Our mother’s side, the Körtes, were “Aryan” by Hitler’s standards. But our father’s parents, Eugen Schweitzer and Algunde Hollaender were Jews born in Poland who had been baptized as adults. My father and his two brothers were considered Jews by Hitler’s laws. Though all were married to non-Jewish wives, our lives were dramatically changed. The whole family was devastated and worried about our future. My mother’s “Aryan” side stood by my father. My Körte grandmother said, “If Hitler is against Ernst [my father], I am against Hitler.”

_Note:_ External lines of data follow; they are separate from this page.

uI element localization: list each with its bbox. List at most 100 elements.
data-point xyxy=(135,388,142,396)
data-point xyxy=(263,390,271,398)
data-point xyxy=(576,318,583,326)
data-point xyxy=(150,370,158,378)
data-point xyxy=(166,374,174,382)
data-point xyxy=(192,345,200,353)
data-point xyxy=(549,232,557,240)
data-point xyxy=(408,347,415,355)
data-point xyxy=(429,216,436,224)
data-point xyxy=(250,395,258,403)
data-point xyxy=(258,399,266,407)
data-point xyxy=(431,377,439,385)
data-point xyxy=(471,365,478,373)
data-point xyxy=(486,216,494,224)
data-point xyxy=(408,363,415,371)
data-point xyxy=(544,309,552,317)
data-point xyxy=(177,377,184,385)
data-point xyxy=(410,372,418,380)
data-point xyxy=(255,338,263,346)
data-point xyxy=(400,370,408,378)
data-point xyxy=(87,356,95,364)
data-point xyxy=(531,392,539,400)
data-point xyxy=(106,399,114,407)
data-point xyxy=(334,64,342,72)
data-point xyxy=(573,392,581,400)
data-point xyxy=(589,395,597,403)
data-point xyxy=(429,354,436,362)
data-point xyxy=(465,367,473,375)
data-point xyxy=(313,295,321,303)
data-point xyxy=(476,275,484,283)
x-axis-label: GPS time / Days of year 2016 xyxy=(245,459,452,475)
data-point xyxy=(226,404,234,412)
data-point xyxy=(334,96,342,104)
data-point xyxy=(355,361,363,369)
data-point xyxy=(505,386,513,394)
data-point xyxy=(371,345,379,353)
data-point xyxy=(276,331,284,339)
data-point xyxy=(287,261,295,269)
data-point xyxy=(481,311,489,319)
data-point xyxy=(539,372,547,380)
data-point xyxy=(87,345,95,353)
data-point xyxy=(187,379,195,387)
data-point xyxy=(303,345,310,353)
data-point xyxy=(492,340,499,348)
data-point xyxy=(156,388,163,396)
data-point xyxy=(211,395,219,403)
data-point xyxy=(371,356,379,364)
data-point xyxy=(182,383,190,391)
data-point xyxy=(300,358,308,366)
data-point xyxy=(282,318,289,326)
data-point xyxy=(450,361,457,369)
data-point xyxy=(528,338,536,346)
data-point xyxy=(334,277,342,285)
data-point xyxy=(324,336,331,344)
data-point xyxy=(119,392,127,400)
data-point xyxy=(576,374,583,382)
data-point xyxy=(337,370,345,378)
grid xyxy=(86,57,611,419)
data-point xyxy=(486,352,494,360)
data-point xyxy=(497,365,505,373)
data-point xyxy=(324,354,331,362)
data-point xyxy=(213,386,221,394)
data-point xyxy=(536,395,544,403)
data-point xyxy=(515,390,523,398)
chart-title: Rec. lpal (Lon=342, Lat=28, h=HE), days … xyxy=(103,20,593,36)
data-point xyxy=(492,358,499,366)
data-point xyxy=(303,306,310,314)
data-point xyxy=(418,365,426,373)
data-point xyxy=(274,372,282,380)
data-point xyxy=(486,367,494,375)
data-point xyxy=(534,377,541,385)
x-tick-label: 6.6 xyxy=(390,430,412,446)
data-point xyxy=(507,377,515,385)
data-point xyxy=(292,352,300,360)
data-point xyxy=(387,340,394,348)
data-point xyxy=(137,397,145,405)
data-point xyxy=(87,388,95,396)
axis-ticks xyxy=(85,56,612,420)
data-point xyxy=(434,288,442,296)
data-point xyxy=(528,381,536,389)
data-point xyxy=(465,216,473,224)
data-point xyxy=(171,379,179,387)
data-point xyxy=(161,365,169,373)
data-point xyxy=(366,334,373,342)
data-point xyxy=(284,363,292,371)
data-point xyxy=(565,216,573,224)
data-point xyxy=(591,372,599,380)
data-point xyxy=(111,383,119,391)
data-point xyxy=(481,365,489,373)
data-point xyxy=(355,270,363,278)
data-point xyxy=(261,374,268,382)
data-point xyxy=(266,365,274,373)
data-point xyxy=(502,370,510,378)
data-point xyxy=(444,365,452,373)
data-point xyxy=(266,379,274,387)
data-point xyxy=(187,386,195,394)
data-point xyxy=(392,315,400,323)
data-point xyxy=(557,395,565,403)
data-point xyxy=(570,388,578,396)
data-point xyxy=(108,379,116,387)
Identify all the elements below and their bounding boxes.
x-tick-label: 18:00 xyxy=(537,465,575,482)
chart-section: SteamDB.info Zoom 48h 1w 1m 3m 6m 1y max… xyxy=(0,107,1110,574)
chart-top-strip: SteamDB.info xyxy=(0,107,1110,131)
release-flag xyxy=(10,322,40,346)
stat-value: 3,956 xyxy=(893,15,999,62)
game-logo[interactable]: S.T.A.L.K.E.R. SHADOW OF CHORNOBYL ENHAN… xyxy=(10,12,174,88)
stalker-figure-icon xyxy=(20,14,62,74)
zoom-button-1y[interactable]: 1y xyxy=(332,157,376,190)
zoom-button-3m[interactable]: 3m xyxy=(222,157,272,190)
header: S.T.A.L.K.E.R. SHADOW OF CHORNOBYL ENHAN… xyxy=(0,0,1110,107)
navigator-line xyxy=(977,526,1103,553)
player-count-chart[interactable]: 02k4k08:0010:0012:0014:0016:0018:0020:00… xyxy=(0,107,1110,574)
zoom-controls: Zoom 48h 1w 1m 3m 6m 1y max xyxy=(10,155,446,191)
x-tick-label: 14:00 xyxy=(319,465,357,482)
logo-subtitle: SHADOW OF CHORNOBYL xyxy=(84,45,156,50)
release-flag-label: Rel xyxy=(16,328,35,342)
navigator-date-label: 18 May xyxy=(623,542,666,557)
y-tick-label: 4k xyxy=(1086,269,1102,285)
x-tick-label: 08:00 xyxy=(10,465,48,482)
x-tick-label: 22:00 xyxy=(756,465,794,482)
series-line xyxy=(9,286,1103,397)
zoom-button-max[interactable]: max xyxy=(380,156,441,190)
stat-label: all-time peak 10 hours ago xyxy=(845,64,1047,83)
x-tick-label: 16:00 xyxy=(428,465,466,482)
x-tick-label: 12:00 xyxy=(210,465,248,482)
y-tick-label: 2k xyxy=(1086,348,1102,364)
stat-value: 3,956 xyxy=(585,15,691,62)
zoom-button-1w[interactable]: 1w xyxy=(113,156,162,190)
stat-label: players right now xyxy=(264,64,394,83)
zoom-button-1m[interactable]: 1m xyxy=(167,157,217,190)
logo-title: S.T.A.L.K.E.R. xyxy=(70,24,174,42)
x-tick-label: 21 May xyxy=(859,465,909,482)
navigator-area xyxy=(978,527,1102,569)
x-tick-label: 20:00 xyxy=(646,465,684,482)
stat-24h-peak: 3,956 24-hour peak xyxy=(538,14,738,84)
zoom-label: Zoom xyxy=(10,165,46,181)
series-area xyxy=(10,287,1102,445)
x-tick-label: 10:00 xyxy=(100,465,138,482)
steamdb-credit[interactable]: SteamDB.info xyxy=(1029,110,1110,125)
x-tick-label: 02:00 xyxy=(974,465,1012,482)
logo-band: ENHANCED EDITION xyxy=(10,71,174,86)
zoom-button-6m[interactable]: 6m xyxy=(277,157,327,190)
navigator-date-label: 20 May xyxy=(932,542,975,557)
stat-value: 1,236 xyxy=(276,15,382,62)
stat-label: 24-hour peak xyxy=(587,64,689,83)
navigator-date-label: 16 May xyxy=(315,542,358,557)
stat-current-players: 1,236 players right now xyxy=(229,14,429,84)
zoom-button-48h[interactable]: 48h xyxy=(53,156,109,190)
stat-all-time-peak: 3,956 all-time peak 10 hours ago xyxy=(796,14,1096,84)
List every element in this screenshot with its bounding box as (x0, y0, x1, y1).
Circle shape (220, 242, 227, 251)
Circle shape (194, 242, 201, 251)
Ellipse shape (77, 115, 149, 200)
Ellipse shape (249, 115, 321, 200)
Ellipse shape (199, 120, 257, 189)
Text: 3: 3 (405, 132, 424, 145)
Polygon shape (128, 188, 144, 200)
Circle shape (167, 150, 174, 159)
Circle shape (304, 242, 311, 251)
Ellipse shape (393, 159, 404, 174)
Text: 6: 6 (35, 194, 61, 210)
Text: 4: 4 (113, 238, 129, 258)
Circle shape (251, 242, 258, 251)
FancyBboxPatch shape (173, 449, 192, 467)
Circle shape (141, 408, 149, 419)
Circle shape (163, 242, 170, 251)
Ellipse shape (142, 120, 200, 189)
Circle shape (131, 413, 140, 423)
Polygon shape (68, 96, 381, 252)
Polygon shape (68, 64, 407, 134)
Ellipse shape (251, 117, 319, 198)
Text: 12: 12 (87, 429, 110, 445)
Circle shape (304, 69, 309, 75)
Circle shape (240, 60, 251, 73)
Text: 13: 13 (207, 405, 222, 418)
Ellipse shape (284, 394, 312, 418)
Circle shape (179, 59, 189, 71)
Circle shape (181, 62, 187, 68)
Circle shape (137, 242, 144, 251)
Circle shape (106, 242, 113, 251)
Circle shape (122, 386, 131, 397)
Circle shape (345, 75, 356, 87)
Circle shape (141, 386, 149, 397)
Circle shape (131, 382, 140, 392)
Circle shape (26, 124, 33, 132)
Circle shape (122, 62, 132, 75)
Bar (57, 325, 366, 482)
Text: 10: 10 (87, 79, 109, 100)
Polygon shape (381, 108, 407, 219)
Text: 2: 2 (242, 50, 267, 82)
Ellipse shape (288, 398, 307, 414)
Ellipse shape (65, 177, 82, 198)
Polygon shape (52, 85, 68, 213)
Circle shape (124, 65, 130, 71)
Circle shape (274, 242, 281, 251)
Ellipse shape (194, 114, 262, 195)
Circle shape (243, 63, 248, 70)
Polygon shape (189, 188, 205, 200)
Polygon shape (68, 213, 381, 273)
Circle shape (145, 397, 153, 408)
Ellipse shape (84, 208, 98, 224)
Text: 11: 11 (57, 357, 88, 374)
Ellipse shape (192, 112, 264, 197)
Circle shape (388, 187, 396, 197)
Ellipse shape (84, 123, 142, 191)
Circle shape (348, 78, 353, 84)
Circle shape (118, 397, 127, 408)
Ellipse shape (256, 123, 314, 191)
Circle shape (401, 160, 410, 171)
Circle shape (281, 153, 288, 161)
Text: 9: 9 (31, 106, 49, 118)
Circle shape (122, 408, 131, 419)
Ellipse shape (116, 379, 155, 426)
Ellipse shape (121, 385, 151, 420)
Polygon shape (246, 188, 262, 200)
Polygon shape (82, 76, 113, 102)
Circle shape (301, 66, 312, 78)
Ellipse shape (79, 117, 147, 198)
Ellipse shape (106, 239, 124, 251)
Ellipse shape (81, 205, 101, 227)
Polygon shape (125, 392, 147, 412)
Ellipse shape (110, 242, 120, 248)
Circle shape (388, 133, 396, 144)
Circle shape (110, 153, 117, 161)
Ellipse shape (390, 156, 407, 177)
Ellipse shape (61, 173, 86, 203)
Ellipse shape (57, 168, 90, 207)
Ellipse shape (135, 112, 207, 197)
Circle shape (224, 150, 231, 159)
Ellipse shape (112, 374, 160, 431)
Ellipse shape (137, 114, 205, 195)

We heard no anti-Jewish remarks at home, but the antisemitism of that time was so pervasive and the images in periodicals such as Der Stürmer so ugly, that Rele later wrote of her shock at learning her relation to “monsters.” She considered herself “the typical German girl with blond, curly hair.” I took the news more in stride. I was happy to be able to stay in school and glad not to be eligible to join Hitler Youth. . . .

In September of 1935, the Nuremberg Laws were introduced. My “Jewish” father was barred from treating “Aryan” patients, employing “Aryans,” attending concerts or the theater, or using public transportation. Rele had passed her Abitur, the certification of completing a high school degree, but as a Mischling, was ineligible to attend university. She couldn’t marry her “Aryan” boyfriend Hans, a medical student.1

The Schweitzers were certainly not the only Germans to be penalized for having “Jewish blood.” By 1935, explains historian Martin Gilbert,

The search for Jews, and for converted Jews, to be driven out of their jobs was continuous. On 5 September 1935 the SS newspaper published the names of eight half-Jews and converted Jews, all of the Evangelical Lutheran faith, who had been “dismissed without notice and deprived of any further opportunity of acting as organists in Christian churches.” From these dismissals, the newspaper commented, “It can be seen that the Reich Chamber of Music is taking steps to protect the church from pernicious influence.” 2

Citations

  • 1 : Marianne Schweitzer, afterword to Melita Maschmann, Account Rendered: A Dossier on My Former Self, trans. Geoffrey Strachan (Cambridge, MA: Plunkett Lake Press, 2013).
  • 2 : Martin Gilbert, The Holocaust: A History of the Jews of Europe During the Second World War (New York: Holt, 1985), 47.

Connection Questions

  1. How did the passage of the Nuremberg Laws affect the lives of Marianne Schweitzer and her family?
  2. The Nuremberg Laws meant that Jews could no longer define their identities for themselves. What does it mean to lose the right to define yourself? 
  3. How was the problem confronting Germans of Jewish descent in 1935 similar to that faced by the Bear in reading, The Bear That Wasn’t in Chapter 1? How do the two differ? How is the dilemma similar to that faced by Susie Phipps (see reading, Defining Race in Chapter 1)? How does it differ?
  4. What did it mean in Germany in 1935 to be told that you were no longer a citizen? What rights and protections would you have lost? What would it mean to be told such a thing where you live today?